First it was the mint price. Then it was the art. Tomorrow it’ll be something else.
What I don’t get is when people started expecting NFTs and memes to make perfect sense.
The entire crypto industry is built on markets deciding value, not logic deciding value.
Some of the biggest winners in this space looked ridiculous before they looked genius. That’s the game.
A jpeg doesn’t need your approval. A meme doesn’t need a roadmap. A collectible doesn’t need to justify its existence.
Art is subjective anyway. One person sees nothing, another sees everything. That gap is usually where value shows up.
The market either cares or it doesn’t.
What surprises me more is how fast people rush to tear things down now.
I remember the NFT IOU days on XRPL. People were throwing thousands of XRP for single IOU token long before standards existed. Nobody was asking for a dissertation on why something had value.
People simply took the risk.
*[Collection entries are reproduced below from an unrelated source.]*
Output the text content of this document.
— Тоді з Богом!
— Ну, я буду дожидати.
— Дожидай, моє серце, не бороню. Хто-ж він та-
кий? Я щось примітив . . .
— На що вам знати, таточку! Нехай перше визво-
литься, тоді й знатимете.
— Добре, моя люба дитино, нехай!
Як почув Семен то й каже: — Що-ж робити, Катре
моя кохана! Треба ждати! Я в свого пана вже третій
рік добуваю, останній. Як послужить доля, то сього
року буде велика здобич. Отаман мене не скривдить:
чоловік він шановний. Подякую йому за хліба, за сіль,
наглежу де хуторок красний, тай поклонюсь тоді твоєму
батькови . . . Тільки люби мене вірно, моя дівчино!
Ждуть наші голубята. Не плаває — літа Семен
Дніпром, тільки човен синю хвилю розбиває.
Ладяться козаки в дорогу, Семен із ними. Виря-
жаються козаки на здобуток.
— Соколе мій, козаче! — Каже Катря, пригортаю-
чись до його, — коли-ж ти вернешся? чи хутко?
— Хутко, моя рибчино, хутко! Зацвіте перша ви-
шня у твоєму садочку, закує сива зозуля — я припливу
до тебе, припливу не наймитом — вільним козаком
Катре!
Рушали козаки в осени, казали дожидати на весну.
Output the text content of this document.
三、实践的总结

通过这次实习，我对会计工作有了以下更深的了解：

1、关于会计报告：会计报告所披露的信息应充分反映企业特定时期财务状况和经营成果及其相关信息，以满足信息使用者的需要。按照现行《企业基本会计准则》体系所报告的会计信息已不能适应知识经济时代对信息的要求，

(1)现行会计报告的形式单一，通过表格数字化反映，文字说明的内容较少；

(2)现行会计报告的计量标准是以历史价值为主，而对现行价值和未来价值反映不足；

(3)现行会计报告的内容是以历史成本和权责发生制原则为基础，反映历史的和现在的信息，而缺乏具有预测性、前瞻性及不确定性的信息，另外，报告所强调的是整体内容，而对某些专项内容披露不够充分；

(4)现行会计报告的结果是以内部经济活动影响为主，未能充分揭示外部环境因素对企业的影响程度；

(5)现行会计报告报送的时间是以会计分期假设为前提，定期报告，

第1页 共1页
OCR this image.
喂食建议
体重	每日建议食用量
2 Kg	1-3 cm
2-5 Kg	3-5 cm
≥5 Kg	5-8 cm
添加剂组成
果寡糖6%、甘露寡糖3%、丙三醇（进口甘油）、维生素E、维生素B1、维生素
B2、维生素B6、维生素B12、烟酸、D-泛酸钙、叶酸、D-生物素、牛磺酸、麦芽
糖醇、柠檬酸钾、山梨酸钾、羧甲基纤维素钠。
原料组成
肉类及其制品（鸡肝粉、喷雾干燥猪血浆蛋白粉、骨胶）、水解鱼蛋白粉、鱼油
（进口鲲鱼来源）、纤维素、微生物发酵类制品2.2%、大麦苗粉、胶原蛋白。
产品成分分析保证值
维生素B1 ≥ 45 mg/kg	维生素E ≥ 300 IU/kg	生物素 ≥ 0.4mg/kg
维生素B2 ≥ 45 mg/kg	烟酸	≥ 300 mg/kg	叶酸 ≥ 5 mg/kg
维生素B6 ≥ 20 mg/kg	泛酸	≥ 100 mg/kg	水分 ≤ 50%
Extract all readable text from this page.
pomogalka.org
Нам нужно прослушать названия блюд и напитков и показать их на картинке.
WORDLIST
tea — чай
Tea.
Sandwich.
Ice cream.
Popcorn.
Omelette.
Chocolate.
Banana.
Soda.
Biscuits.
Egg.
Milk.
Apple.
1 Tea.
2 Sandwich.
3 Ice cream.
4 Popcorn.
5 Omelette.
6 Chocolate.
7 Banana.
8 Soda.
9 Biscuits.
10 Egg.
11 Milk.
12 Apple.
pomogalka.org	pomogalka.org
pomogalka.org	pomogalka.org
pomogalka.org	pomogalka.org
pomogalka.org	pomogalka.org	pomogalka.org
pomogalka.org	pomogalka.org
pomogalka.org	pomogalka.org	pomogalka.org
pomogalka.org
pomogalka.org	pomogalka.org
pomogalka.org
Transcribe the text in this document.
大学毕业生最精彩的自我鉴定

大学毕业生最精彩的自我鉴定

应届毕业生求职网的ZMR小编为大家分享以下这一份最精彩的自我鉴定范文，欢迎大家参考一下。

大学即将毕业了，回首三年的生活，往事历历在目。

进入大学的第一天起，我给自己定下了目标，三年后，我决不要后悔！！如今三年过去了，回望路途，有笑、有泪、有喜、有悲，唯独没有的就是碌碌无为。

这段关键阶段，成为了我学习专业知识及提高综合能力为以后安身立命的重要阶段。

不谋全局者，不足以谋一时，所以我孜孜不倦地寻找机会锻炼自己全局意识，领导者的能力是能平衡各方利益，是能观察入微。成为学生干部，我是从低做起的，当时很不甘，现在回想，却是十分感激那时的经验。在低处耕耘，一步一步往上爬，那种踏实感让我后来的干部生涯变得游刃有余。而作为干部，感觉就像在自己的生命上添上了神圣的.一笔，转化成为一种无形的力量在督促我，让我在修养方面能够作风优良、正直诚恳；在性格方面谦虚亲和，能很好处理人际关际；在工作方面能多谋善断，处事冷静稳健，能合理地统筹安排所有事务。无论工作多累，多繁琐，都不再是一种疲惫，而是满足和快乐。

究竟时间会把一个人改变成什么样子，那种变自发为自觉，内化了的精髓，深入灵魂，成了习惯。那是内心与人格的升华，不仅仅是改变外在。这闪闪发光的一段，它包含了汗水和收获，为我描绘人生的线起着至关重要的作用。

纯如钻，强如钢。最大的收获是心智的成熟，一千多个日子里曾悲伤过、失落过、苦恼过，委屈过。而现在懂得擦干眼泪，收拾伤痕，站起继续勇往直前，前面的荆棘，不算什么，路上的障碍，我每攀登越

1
Some won, some lost, everyone understood the assignment. Today a project sells out in minutes and half the timeline turns into a panel of experts explaining why it shouldn’t have happened. But it did.
That’s the thing about markets. They don’t ask for permission.
If you’re building your own project, focus on that. The easiest thing in crypto is criticizing. The hardest thing is creating. Let the dev cook. Not everything has to make sense before it has value, and not everything that makes sense ends up valuable.
Crypto has always been weird. That’s kind of the point.